Anda di halaman 1dari 4

PENGARUH MEDIA YANG BERAT SEBELAH TERHADAP SOSIAL

POLITIK MASYARAKAT INDONESIA


Oleh : ILMAN SORMIN
Media berat sebelah atau yang dikenal dengan istilah media bias merupakan suatu
kondisi yang merujuk pada sikap para pelaku media seperti jurnalis dan penerbit yang
berat sebelah dalam menyampaikan informasi kepada masyarakat.

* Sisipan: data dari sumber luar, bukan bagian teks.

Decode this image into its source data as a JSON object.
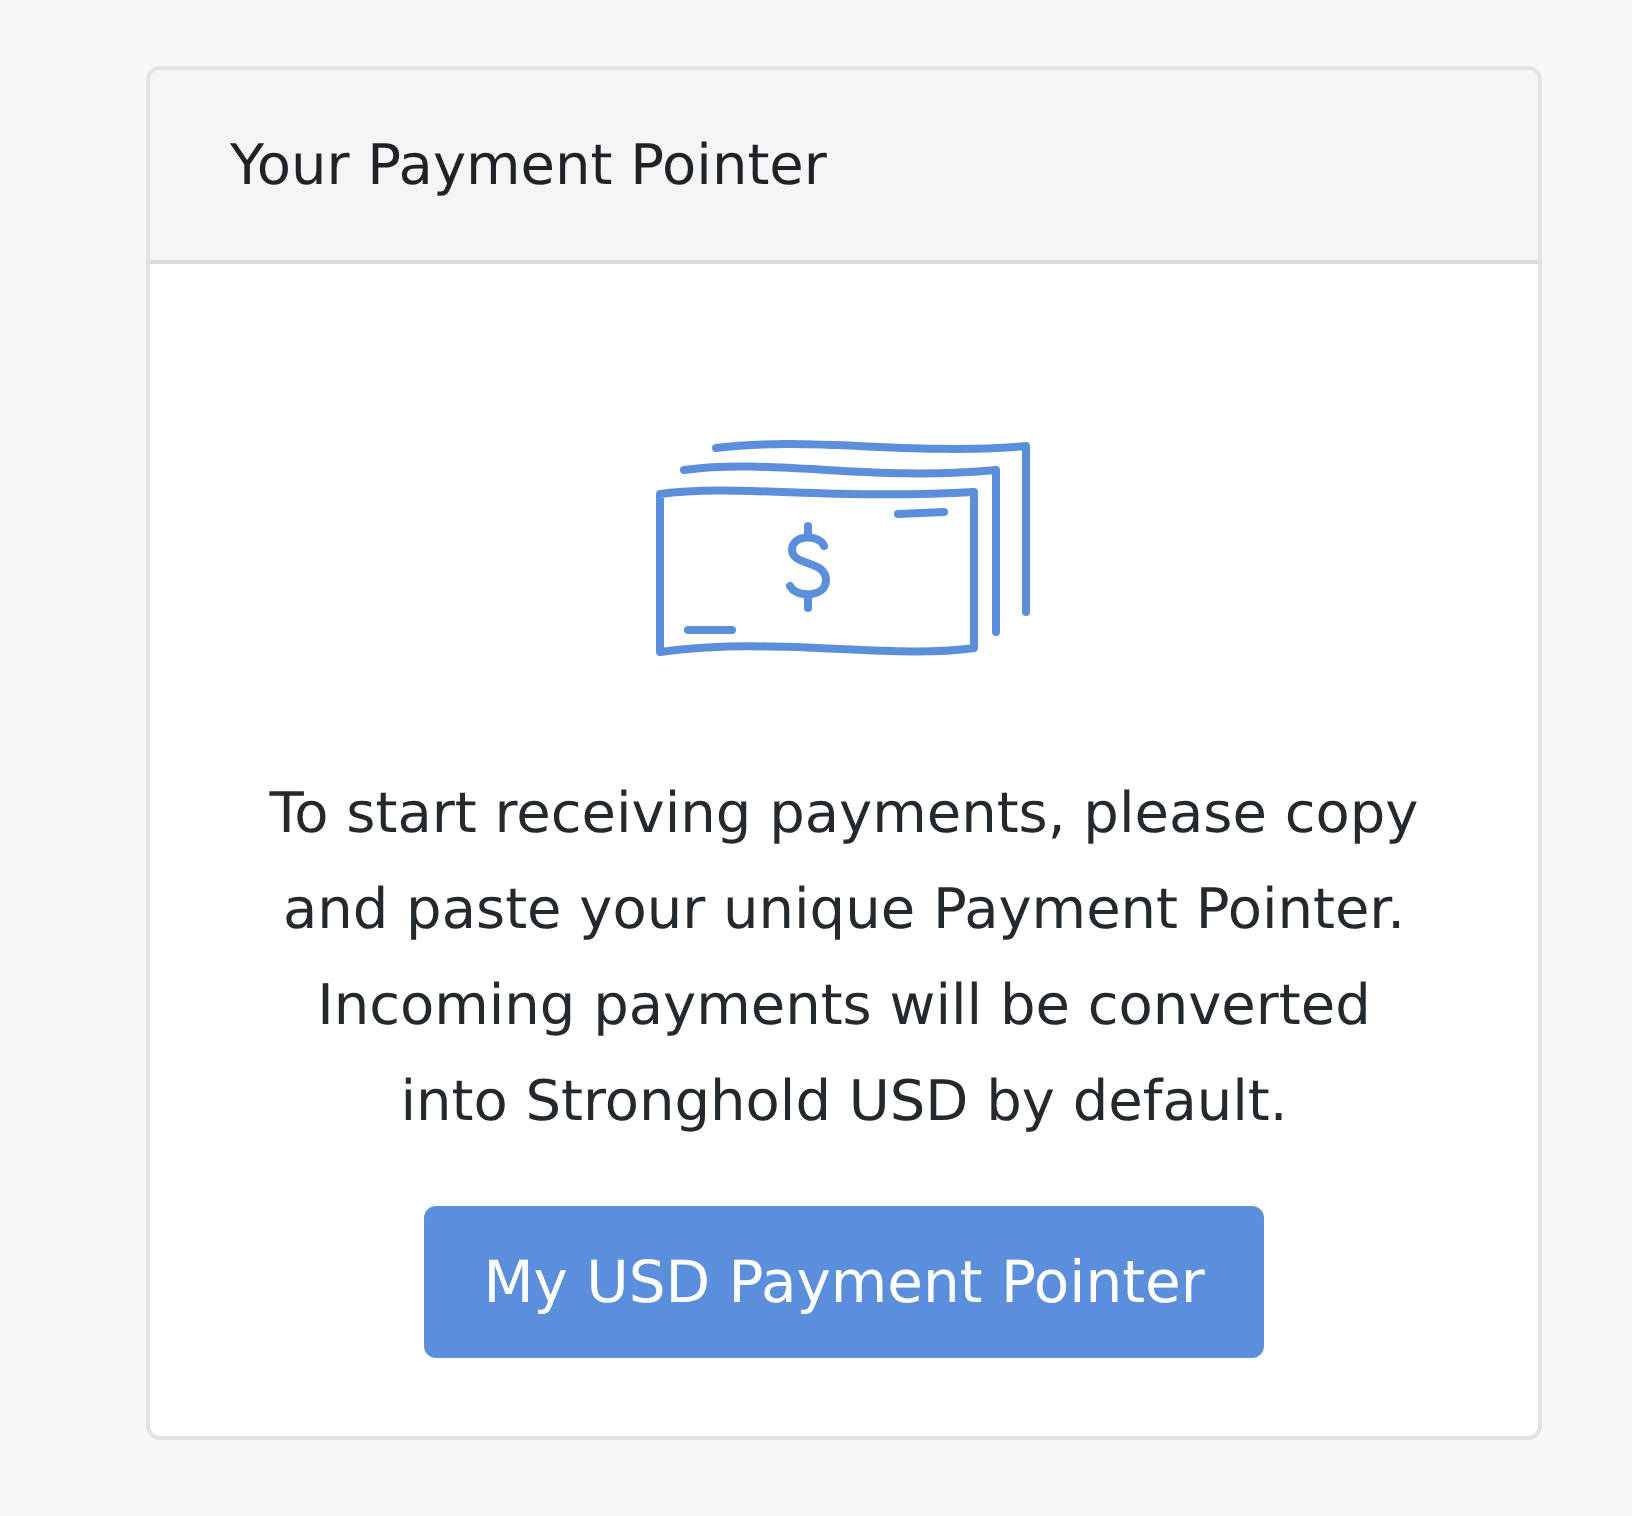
{
  "card": {
    "title": "Your Payment Pointer",
    "message": "To start receiving payments, please copy and paste your unique Payment Pointer. Incoming payments will be converted into Stronghold USD by default.",
    "button": "My USD Payment Pointer"
  }
}
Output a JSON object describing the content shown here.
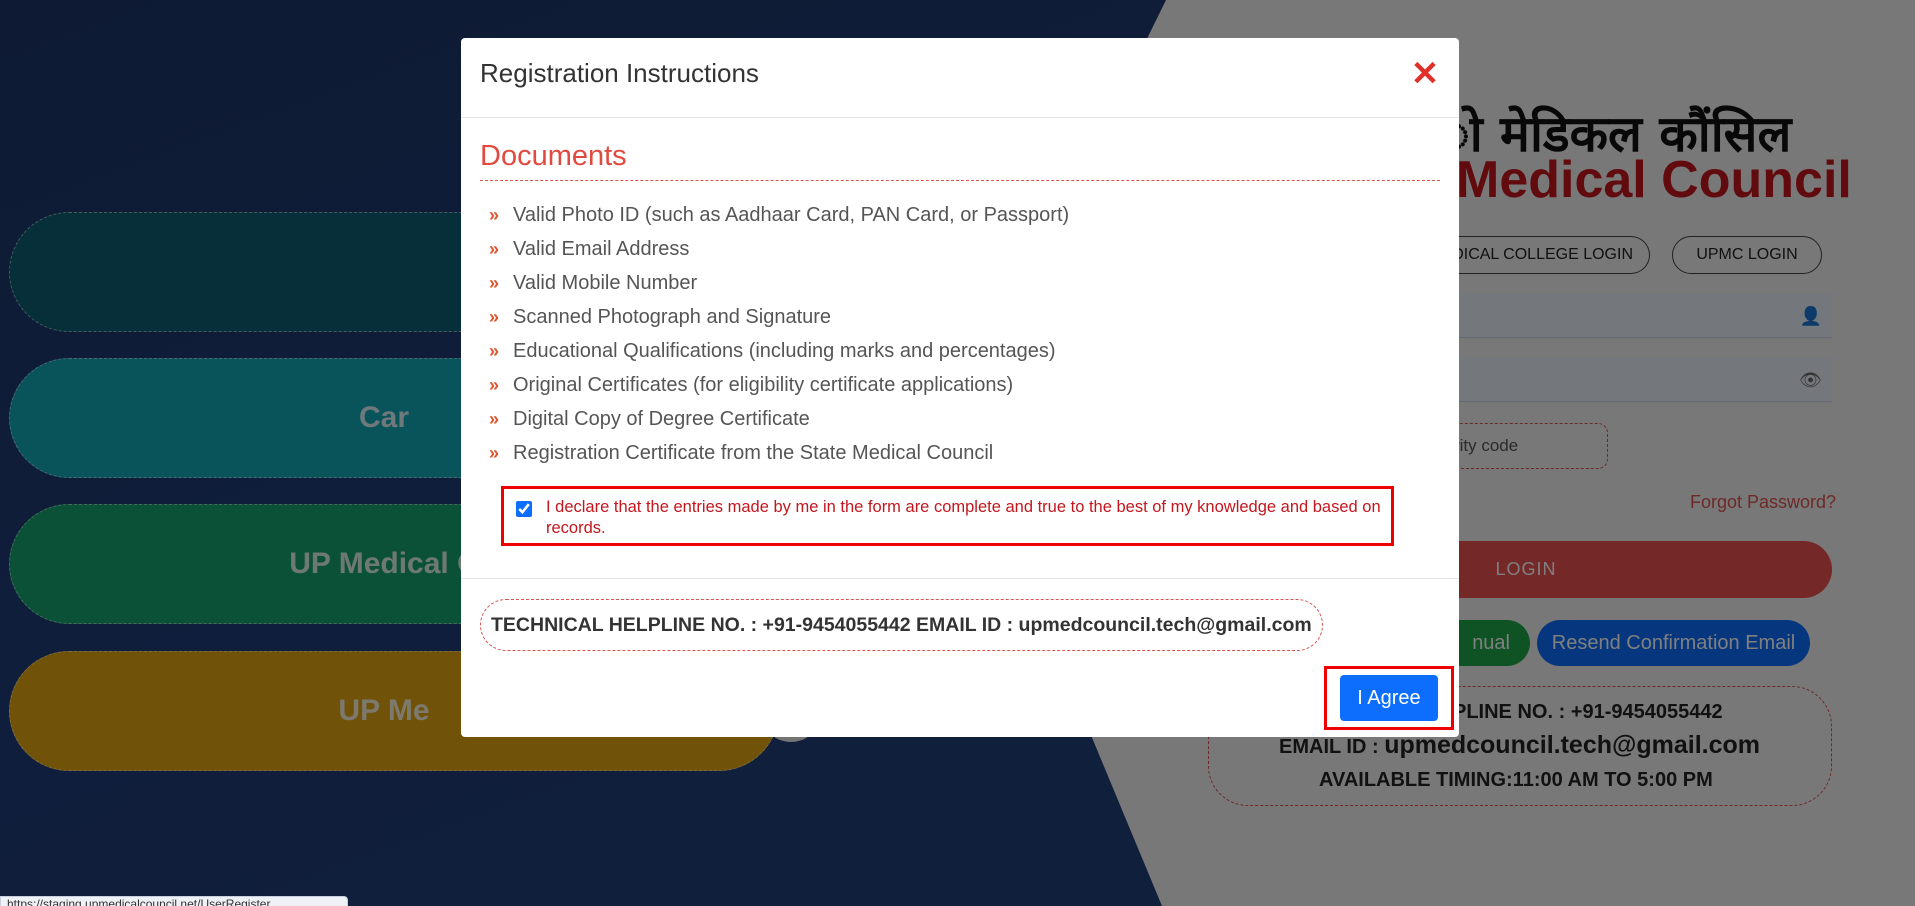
{
  "background": {
    "pills": [
      {
        "label": "",
        "color": "#0c5e72"
      },
      {
        "label": "Car",
        "color": "#12a6b7"
      },
      {
        "label": "UP Medical C",
        "color": "#14a36f"
      },
      {
        "label": "UP Me",
        "color": "#e0a512"
      }
    ],
    "logo_hindi": "ो मेडिकल कौंसिल",
    "logo_english": "Medical Council",
    "college_login_label": "DICAL COLLEGE LOGIN",
    "upmc_login_label": "UPMC LOGIN",
    "security_code_placeholder": "curity code",
    "forgot_password": "Forgot Password?",
    "login_label": "LOGIN",
    "manual_label": "nual",
    "resend_label": "Resend Confirmation Email",
    "help_line1": "PLINE NO. : +91-9454055442",
    "help_email_prefix": "EMAIL ID : ",
    "help_email": "upmedcouncil.tech@gmail.com",
    "help_timing": "AVAILABLE TIMING:11:00 AM TO 5:00 PM"
  },
  "modal": {
    "title": "Registration Instructions",
    "close_symbol": "✕",
    "section_title": "Documents",
    "documents": [
      "Valid Photo ID (such as Aadhaar Card, PAN Card, or Passport)",
      "Valid Email Address",
      "Valid Mobile Number",
      "Scanned Photograph and Signature",
      "Educational Qualifications (including marks and percentages)",
      "Original Certificates (for eligibility certificate applications)",
      "Digital Copy of Degree Certificate",
      "Registration Certificate from the State Medical Council"
    ],
    "declaration_checked": true,
    "declaration_text": "I declare that the entries made by me in the form are complete and true to the best of my knowledge and based on records.",
    "helpline_text": "TECHNICAL HELPLINE NO. : +91-9454055442 EMAIL ID : upmedcouncil.tech@gmail.com",
    "agree_label": "I Agree"
  },
  "status_bar_url": "https://staging.upmedicalcouncil.net/UserRegister"
}
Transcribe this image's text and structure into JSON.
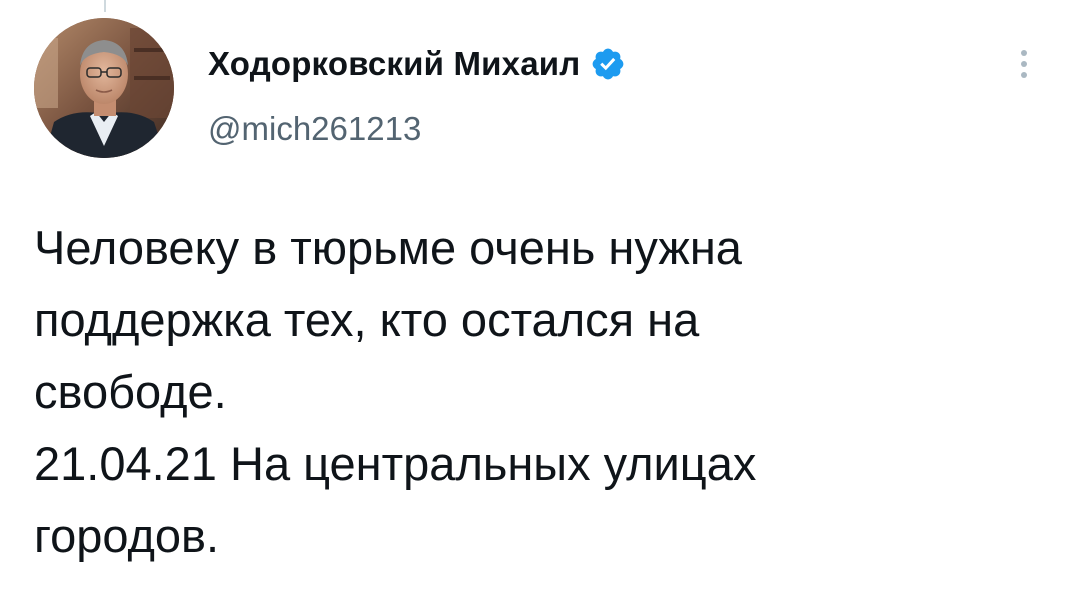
{
  "author": {
    "display_name": "Ходорковский Михаил",
    "handle": "@mich261213",
    "verified": true,
    "verified_color": "#1d9bf0"
  },
  "tweet": {
    "lines": [
      "Человеку в тюрьме очень нужна",
      "поддержка тех, кто остался на",
      "свободе.",
      "21.04.21 На центральных улицах",
      "городов."
    ]
  },
  "icons": {
    "verified": "verified-badge-icon",
    "more": "more-options-icon",
    "avatar": "profile-photo"
  }
}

Sikap media yang
berat sebelah tersebut dapat berupa suatu sikap dimana suatu media dalam
menyampaikan informasi memihak pada salah satu pihak dan mengesampingkan pihak
lain. Dapat difahami bahawa media berat sebelah merupakan satu bentuk masalah yang
dihadapi oleh para pelaku media yang sepatutnya bersikap jujur dan tulus dalam
menyampaikan suatu isu-isu atau berita namun mengambil tindakan berat sebelah. Hal
ini berlaku apabila pihak media berada pada sebelah pihak atau melebihkan satu pihak
namun mengesampingkan sebelah pihak yang lain.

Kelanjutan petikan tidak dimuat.